Sus adaptaciones al medio y los matices de su etología continuaron llamando la atención de los ornitólogos del siglo XIX, especialmente del más importante de todos ellos, John Gould. El brillante naturalista inglés ya advirtió la anatomía recta de su espolón, a diferencia de las formas curvas de las especies arborícolas. Sin duda, este diseño favorecía la posibilidad de ‘caminar’ por el suelo, permitiéndole desplazamientos rápidos y ágiles mediante menudos pasos. Pero no es esta la única ventaja adaptativa de la alondra –y los aláudidos en general– para la vida terrestre, en un medio aparentemente hostil, con poca cobertura, sin apenas arbolado y, por ende, muy accesible a los carnívoros depredadores. Los aláudidos presentan, sobre las plumas del vuelo o rémiges primarias, unas plumas secundarias que las protegen del sol, la lluvia o la humedad del rocío, de manera que si necesitan emprender un vuelo de urgencia no se verán afectadas. De otra parte, además de la homocromía con el medio en el que viven, lo que facilita su camuflaje y ocultamiento, sus nidos y huevos mantienen este mismo patrón de tonos discretos y apagados, fácilmente confundibles con la vegetación herbácea del entorno. Pero sin duda, lo que más llamó la atención a los ornitólogos de las alondras es un comportamiento que Gould definía con este asombro: “durante el periodo de incubación, los machos de las alondras se tornan señuelos vivientes, situados a alturas de varios cientos de metros, cantan con delectación, como atrayendo hacía sí mismos el ataque de halcones, alcotanes y esmerejones, una etología casi suicida que, no obstante, permite que los pollos y juveniles puedan estar más seguros”. Este principio lo definió Stephen Jay Gould, el más importante biólogo evolucionista del siglo XX, con esta lapidaria sentencia: “la naturaleza prefiere a la especie antes que al individuo”.
Epílogo
Pero volvamos de nuevo al otoño. Si mirásemos al cielo azul, colgadas como pardas estrellas del día, veríamos la silueta de las alondras emitiendo su precioso canto. Su regreso es un tributo a la España vaciada, a las cañadas tantas veces hoyadas por los pastores y sus rebaños, a los pastizales y las campiñas, a las mañanas de rocío, verdeo y vendimia, a los paseos por las alamedas y los atardeceres anaranjados, a los pueblos blancos de ganado y trigo, barbechos y siega, de llanuras castellanas y frondosas lindes de gramíneas atestadas de cardos y caracoles.

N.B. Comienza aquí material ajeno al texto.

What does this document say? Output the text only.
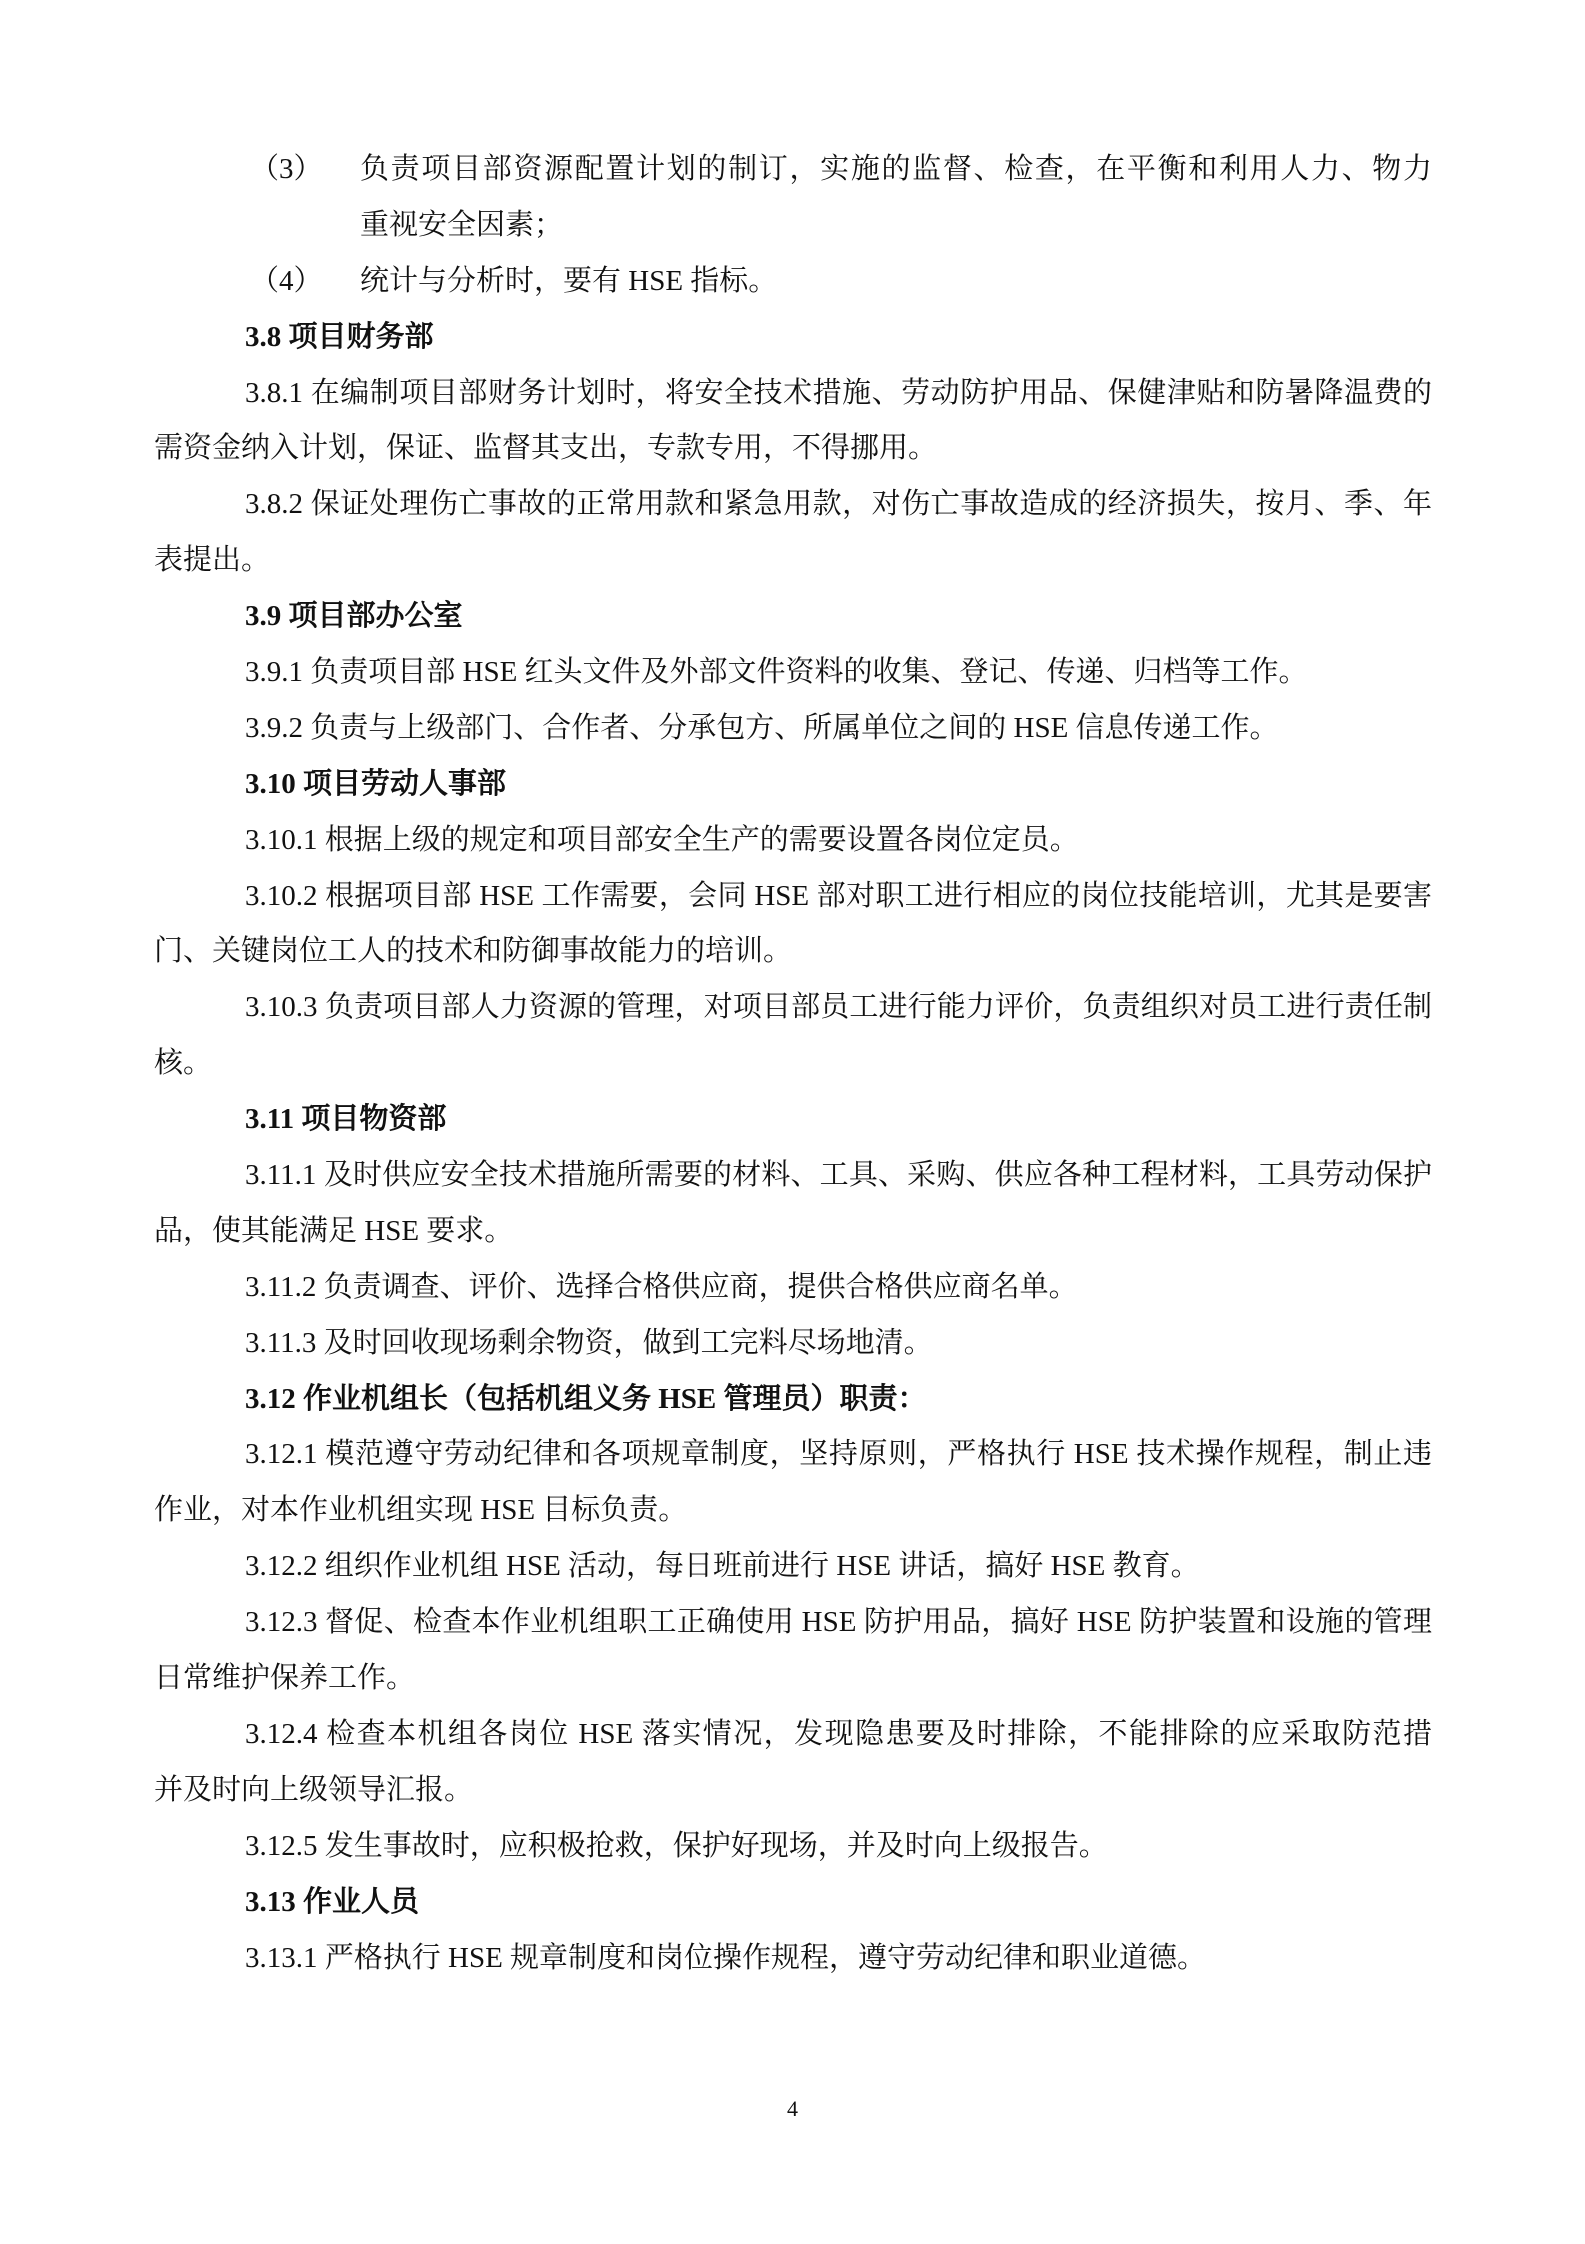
（3） 负责项目部资源配置计划的制订，实施的监督、检查，在平衡和利用人力、物力
重视安全因素；
（4） 统计与分析时，要有 HSE 指标。
3.8 项目财务部
3.8.1 在编制项目部财务计划时，将安全技术措施、劳动防护用品、保健津贴和防暑降温费的
需资金纳入计划，保证、监督其支出，专款专用，不得挪用。
3.8.2 保证处理伤亡事故的正常用款和紧急用款，对伤亡事故造成的经济损失，按月、季、年
表提出。
3.9 项目部办公室
3.9.1 负责项目部 HSE 红头文件及外部文件资料的收集、登记、传递、归档等工作。
3.9.2 负责与上级部门、合作者、分承包方、所属单位之间的 HSE 信息传递工作。
3.10 项目劳动人事部
3.10.1 根据上级的规定和项目部安全生产的需要设置各岗位定员。
3.10.2 根据项目部 HSE 工作需要，会同 HSE 部对职工进行相应的岗位技能培训，尤其是要害
门、关键岗位工人的技术和防御事故能力的培训。
3.10.3 负责项目部人力资源的管理，对项目部员工进行能力评价，负责组织对员工进行责任制
核。
3.11 项目物资部
3.11.1 及时供应安全技术措施所需要的材料、工具、采购、供应各种工程材料，工具劳动保护
品，使其能满足 HSE 要求。
3.11.2 负责调查、评价、选择合格供应商，提供合格供应商名单。
3.11.3 及时回收现场剩余物资，做到工完料尽场地清。
3.12 作业机组长（包括机组义务 HSE 管理员）职责：
3.12.1 模范遵守劳动纪律和各项规章制度，坚持原则，严格执行 HSE 技术操作规程，制止违
作业，对本作业机组实现 HSE 目标负责。
3.12.2 组织作业机组 HSE 活动，每日班前进行 HSE 讲话，搞好 HSE 教育。
3.12.3 督促、检查本作业机组职工正确使用 HSE 防护用品，搞好 HSE 防护装置和设施的管理
日常维护保养工作。
3.12.4 检查本机组各岗位 HSE 落实情况，发现隐患要及时排除，不能排除的应采取防范措
并及时向上级领导汇报。
3.12.5 发生事故时，应积极抢救，保护好现场，并及时向上级报告。
3.13 作业人员
3.13.1 严格执行 HSE 规章制度和岗位操作规程，遵守劳动纪律和职业道德。
4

‘Y aunque no me quisieras te querría por tu mirar sombrío, como quiere la alondra al nuevo día, sólo por el rocío’,
… escribiría Lorca en Madrigal de verano. La estatua dedicada al mayor poeta que conoció la lengua de Cervantes, sosteniendo con dulzura una alondra frente a la madrileña Plaza de Santa Ana, es, sin duda, el simbolismo perfecto a la exaltación de la belleza y la libertad de una de las aves más icónicas del medio rural español, desde las llanuras de la Alcarria, al páramo leonés, pasando por las garrigas valencianas y la infinita vega del Río Grande, sobre los fértiles vergeles del Valle del Guadalquivir. Es otoño, y llega el tiempo de las alondras.